Figure 2. Expression of conserved dental genes is maintained from embryonic development to replacement.

(A) In situ hybridization (ISH) showing the expression of SHH, PITX2, NOTCH1, and LEF1 at various indicated developmental stages (24, 28, and 48 dpo) in developing mandibular acrodont teeth. The positive signal is false-colored to enhance visibility. Insets at 48 dpo show high magnifications of the SDL region indicated by black outlines. Black arrowheads indicate the expression of PITX2 and LEF1 in both the primary DL (24 dpo) and SDL (48 dpo). Black arrows indicate the expression of NOTCH1 in the OE, and red arrows show the expression of SHH in the inner enamel epithelium of both vestigial and functional teeth. (B) PCNA immunohistochemistry (IHC) and TUNEL apoptotic assay (left panels; red staining), SOX2 IHC (middle panel; red staining), or PITX2 and LEF1 ISH (right panels) in parallel sections of pleurodont (top panels) and acrodont (bottom) SDL in juvenile bearded dragon (<1 year old).
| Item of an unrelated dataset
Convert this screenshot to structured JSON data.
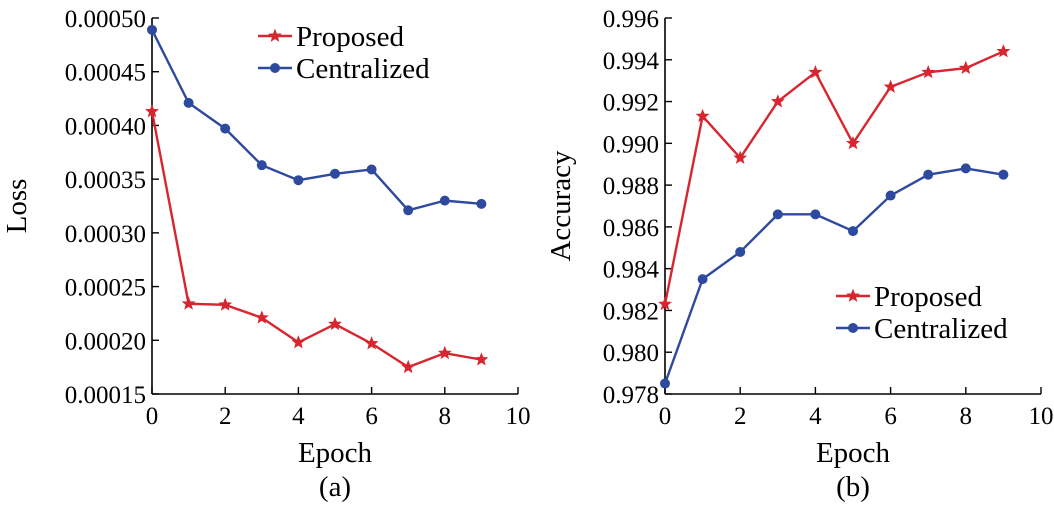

Arrowheads and asterisks indicate focal or absent expression in the SDL tip of pleurodont teeth, respectively. Arrows show positive apoptotic cells in mesenchymal tissues. (C) BrdU IHC (green) in pleurodont (top panel) and acrodont (bottom) SDL in adult bearded dragon (>2 years old) following a 7 day BrdU pulse. The epithelium-mesenchyme junction is indicated by black or white dashed lines in all panels (A–C), and cell nuclei are counterstained with DAPI (blue staining) in IHC and TUNEL experiments (B, C). Scale bars: 100 μm.